Questions: Propensity Score Methods and Estimation
5 questions to test your understanding
Score: 0 / 5
Question 1 Multiple Choice
A researcher estimates the effect of a job training program using propensity score matching. After matching, treated and control groups are nearly identical on all 12 measured covariates. She reports an unbiased causal estimate. What critical assumption is implicit in this claim?
AThe propensity score model must be correctly specified with no omitted interactions
BUnconfoundedness: all variables that affect both treatment selection and outcomes have been measured and included
CThe sample must be large enough that the law of large numbers guarantees balance on unmeasured variables
DThe outcome model must be linear for propensity score estimates to be consistent
Good observed covariate balance after matching is necessary but not sufficient for an unbiased causal estimate. The unconfoundedness assumption — also called 'selection on observables' or 'conditional independence' — requires that every variable influencing both treatment assignment and potential outcomes has been observed and included. If an unobserved variable (e.g., motivation, family connections) affects who gets training and what their earnings would be, propensity score matching cannot remove that bias. Observing 12 balanced covariates says nothing about the 13th covariate you didn't measure. This assumption is fundamentally untestable.
Question 2 Multiple Choice
Why does propensity score matching solve the 'curse of dimensionality' that plagues direct matching on many covariates?

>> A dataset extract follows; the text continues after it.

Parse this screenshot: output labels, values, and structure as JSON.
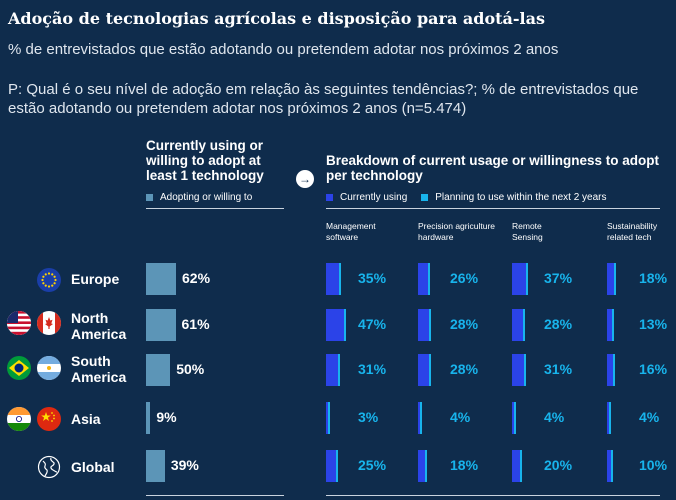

AIt selects only the most important covariates and discards the rest, reducing the matching space
BIt replaces the high-dimensional covariate vector with a single scalar — the conditional treatment probability — while preserving covariate balance by the balancing property
CIt uses a nearest-neighbor algorithm that scales efficiently in high dimensions
DIt approximates direct matching but doesn't actually solve dimensionality — it just makes the bias more manageable
The Rosenbaum-Rubin (1983) balancing property is the key result: conditional on the propensity score p(X), the distribution of covariates X is the same in treated and control groups. This means matching on one number — the propensity score — achieves the same covariate balance as matching on all the underlying covariates simultaneously. The curse of dimensionality arises because exact matches become impossible as the number of covariates grows; collapsing X to a scalar solves this elegantly without discarding any covariates from the estimation.
Question 3 True / False
After propensity score matching produces excellent covariate balance on most observed variables, the estimated treatment effect is expected to be unbiased.
TTrue
FFalse
Answer: False
False. Propensity score methods can only balance on observed covariates. The unconfoundedness assumption — which is required for unbiasedness — asserts that no unobserved variable affects both treatment selection and outcomes. This assumption is untestable from the data; good observed balance is consistent with both confounded and unconfounded identification. Sensitivity analysis tools (such as Rosenbaum bounds) can quantify how large an unobserved confounder would need to be to reverse the conclusion, but they cannot prove the assumption holds.
Question 4 True / False
Propensity scores are estimated by regressing the outcome variable on observed covariates using logistic regression.
TTrue
FFalse
Answer: False
False. The propensity score is the estimated probability of receiving treatment — so the dependent variable in the logistic regression is treatment status (D = 1 if treated, D = 0 if control), not the outcome. The covariates X are the predictors. Regressing the outcome on covariates produces a predictive model for outcomes, which is a different object entirely. This confusion is common because the outcome regression and the propensity score model both use the same covariate set X but serve completely different roles.
Question 5 Short Answer
Why does covariate balance on observed variables — even perfect balance — not guarantee that propensity score estimates are free from omitted-variable bias?
Think about your answer, then reveal below.
Model answer: Propensity score methods condition on observed covariates to make treatment assignment 'as good as random' within matched groups. But this only eliminates selection bias caused by the observed variables you included. If an unobserved variable — say, innate ability, family wealth, or a physician's judgment — affects both who receives treatment and what outcomes they would experience, that selection bias remains in the estimate regardless of how well the observed covariates are balanced. The unconfoundedness assumption requires that the potential outcomes be independent of treatment assignment conditional on all confounders, but if some confounders are unobserved, this condition cannot be verified from the data.
This is the fundamental limitation of all observational study methods that rely on selection on observables. Randomized experiments solve this by design — random assignment guarantees that even unobserved confounders are distributed equally across groups in expectation. Propensity scores are a substitute for randomization when it is unavailable, but they only mimic the effects of randomization on observed covariates. The researcher must rely on domain knowledge to argue that the measured covariates are sufficient to explain all selection — an argument the data alone cannot settle.